Closed vgherard closed 2 years ago
Thank you for our first statistical package pre-submission, @vgherard! I believe this clearly falls in scope and look forward to a full submission once you have incorporated the srr
standards component. I am querying the editorial board to ask for an opinion as to whether this package should also apply standards from the Supervised or Unsupervised learning categories.
Thanks @noamross, great :) I will begin looking to the srr
standards, then. It may take me some time, but I'm up for it. Earlier I did a quick check with autotest
and it seems like there's some trouble in parsing some of my examples, let's see if I can get it to work quickly.

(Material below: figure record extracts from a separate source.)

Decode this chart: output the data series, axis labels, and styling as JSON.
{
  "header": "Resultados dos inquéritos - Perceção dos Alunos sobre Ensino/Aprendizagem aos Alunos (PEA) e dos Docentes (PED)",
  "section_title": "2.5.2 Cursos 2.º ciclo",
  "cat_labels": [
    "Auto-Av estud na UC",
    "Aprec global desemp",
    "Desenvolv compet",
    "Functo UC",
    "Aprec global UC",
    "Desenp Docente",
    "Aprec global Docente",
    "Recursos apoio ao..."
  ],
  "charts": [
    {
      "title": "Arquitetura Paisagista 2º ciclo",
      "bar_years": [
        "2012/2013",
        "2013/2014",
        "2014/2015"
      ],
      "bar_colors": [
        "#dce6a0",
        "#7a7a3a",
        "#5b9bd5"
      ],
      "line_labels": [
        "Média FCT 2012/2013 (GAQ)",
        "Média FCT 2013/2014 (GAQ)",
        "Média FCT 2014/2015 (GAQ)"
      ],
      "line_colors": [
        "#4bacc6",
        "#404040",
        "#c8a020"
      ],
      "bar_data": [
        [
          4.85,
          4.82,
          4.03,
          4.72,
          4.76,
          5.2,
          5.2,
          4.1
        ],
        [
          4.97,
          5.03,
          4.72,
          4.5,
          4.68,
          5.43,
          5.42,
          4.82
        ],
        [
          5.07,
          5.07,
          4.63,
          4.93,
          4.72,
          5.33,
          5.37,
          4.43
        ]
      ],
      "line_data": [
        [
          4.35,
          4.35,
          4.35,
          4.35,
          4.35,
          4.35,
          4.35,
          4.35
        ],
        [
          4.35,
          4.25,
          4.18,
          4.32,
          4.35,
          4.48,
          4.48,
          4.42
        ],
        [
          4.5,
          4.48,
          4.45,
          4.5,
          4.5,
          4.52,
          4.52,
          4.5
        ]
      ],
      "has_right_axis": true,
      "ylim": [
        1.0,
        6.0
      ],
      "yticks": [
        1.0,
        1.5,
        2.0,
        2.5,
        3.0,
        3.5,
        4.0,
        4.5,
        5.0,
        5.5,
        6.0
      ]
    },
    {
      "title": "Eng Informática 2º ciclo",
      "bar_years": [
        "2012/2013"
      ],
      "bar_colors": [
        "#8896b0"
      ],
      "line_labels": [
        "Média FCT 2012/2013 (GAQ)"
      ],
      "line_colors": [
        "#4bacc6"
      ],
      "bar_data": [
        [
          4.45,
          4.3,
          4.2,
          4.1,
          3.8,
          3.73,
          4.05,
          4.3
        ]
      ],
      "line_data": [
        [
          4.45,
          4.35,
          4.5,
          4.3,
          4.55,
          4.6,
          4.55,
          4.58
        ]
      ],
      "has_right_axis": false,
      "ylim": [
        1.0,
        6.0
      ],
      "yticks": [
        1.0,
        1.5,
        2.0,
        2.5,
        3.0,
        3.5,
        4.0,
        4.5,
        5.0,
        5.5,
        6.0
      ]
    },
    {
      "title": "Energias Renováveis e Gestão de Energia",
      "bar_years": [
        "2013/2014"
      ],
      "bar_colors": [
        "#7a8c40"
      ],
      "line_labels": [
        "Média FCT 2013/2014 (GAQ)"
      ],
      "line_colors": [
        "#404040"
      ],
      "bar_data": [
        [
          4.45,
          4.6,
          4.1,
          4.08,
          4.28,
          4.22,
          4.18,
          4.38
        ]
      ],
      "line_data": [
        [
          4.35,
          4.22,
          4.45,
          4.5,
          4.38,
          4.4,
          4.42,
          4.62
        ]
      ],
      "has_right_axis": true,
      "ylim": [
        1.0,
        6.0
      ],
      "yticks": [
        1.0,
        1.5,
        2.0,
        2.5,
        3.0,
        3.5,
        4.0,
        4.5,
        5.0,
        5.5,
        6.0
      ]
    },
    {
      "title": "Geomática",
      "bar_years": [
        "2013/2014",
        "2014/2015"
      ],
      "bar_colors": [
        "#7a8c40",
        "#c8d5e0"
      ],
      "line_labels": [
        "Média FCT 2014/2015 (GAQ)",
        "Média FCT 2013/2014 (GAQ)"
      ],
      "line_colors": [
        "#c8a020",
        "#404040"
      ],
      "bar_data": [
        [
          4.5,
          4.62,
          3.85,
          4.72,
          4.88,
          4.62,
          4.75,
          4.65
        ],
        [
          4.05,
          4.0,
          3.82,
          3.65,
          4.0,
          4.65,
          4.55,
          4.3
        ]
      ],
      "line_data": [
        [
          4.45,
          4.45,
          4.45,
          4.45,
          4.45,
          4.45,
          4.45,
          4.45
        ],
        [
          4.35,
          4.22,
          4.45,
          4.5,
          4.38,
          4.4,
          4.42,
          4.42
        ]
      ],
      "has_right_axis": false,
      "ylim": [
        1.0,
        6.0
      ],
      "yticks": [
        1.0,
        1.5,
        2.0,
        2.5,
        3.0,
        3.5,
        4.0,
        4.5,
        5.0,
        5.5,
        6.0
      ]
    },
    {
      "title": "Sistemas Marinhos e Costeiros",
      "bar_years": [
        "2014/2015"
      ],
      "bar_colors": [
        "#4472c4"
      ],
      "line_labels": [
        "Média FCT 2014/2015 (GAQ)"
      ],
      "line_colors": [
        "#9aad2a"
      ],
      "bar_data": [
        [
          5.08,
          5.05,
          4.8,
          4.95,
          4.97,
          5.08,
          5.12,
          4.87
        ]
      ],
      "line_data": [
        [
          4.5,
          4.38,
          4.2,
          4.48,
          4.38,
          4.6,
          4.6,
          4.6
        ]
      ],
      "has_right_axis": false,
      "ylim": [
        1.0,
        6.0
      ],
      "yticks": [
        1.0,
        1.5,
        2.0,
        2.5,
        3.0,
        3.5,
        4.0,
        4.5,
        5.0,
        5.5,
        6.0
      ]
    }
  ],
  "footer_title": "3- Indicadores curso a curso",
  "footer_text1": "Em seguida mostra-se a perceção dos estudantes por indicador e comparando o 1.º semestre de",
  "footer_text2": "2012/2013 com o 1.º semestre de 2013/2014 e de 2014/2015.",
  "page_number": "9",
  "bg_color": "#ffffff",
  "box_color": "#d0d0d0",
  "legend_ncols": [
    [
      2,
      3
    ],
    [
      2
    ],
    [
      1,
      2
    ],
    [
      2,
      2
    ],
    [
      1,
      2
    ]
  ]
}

Please ping me and @mpadge here with any questions, we know we are working out the kinks in the new system and are eager to help with the process to make it better!
Thanks @noamross (@mpadge), I've filed an issue at ropensci-review-tools/autotest#49
Hello @vgherard! We're going back to some in-progress submissions that got stuck in an ambiguous state. Sorry that we haven't reached out in a while. I just wanted to see if ropensci peer review is something you were still interested in pursuing.
Dear @noamross thanks for checking in and sorry for the long silence, I totally forgot about this process being open.
Sadly, right now I'm too short of time for a relatively demanding submission like this... Apart from this, over time I became a bit unsatisfied with certain aspects of this package, which I'd at least try to improve before submitting.
I'll close this, with the hope to come back to it in a not too far future :-)
Thanks!
@vgherard Any updates on the status of your package? We'd still be very interested in receiving a full submission :+1:
Dears, thanks for keeping in touch.
I had a look at the requirements I would need to cover in order to submit {kgrams}
, and again, sorry but this is too much for me.
The output of pkgcheck()
alone looks intimidating - function names, usage of <<-
, usage of sapply()
, etc.etc.. Also, I imagine that passing autotest
and srr
would probably be much more demanding.
These are in general quick things, but with a package of the dimension of {kgrams}
it takes a good amount of effort to finally get the green light - an effort I'm not really interested into, since the only thing I'm doing with that package at the moment is keeping it alive on CRAN :')
It's understood that when I say "too much" I refer only to my individual case - I think the work you're doing by putting up this review process is awesome.
For next package ideas I will definitely consider implementing ropensci standard from the onset!
Thanks @vgherard, I definitely understand. It's a shame, but you are probably right that it wouldn't be a trivial amount of work to prepare it. Thanks for considering, and for the kind words, and we look forward to future submissions at any time.
Submitting Author: Valerio Gherardi (@vgherard)
Repository: https://github.com/vgherard/kgrams Submission type: Pre-submission
Scope
Please indicate which category or categories from our package fit policies or statistical package categories this package falls under. (Please check an appropriate box below):
Data Lifecycle Packages
[ ] data retrieval
[ ] data extraction
[ ] database access
[ ] data munging
[ ] data deposition
[ ] workflow automation
[ ] version control
[ ] citation management and bibliometrics
[ ] scientific software wrappers
[ ] database software bindings
[ ] geospatial data
[ ] text data
Statistical Packages
[ ] Bayesian and Monte Carlo Routines
[ ] Dimensionality Reduction, Clustering, and Unsupervised Learning
[x] Machine Learning
[ ] Regression and Supervised Learning
[ ] Exploratory Data Analysis (EDA) and Summary Statistics
[ ] Spatial Analyses
[ ] Time Series Analyses
Explain how and why the package falls under these categories (briefly, 1-2 sentences). Please note any areas you are unsure of:
This package implements classical k-gram language model algorithms, including utilities for training, evaluation and text prediction. Language models are an angular stone of Natural Language Processing applications, and the conceptual simplicity of k-gram models makes them a good model baseline, also of pedagogical value.
k-gram models are a simple form of Machine-Learning applied to text data; as such, machine-learning is definitely the most appropriate category within the above ones. I would be inclined to define this as an "Unsupervised" learning problem, since the target function being learned (the language's probability distribution over sentences) is clearly not explicit in the training data - but have never seen this particular qualification in the literature.
Not yet (NB: this is a presubmission inquiry).
The package can be useful for students and/or researchers, for performing small-scale experiments with Natural Language Processing. In addition, it might be helpful in the building of more complex language models, for quick baseline modeling.
I am not aware of any R package with same purpose and functionalities of
kgrams
. The CRAN package ngram has some relative overlap in scope, in that it provides k-gram tokenization algorithms and random text generation, but offers no support for language model algorithms.Not applicable.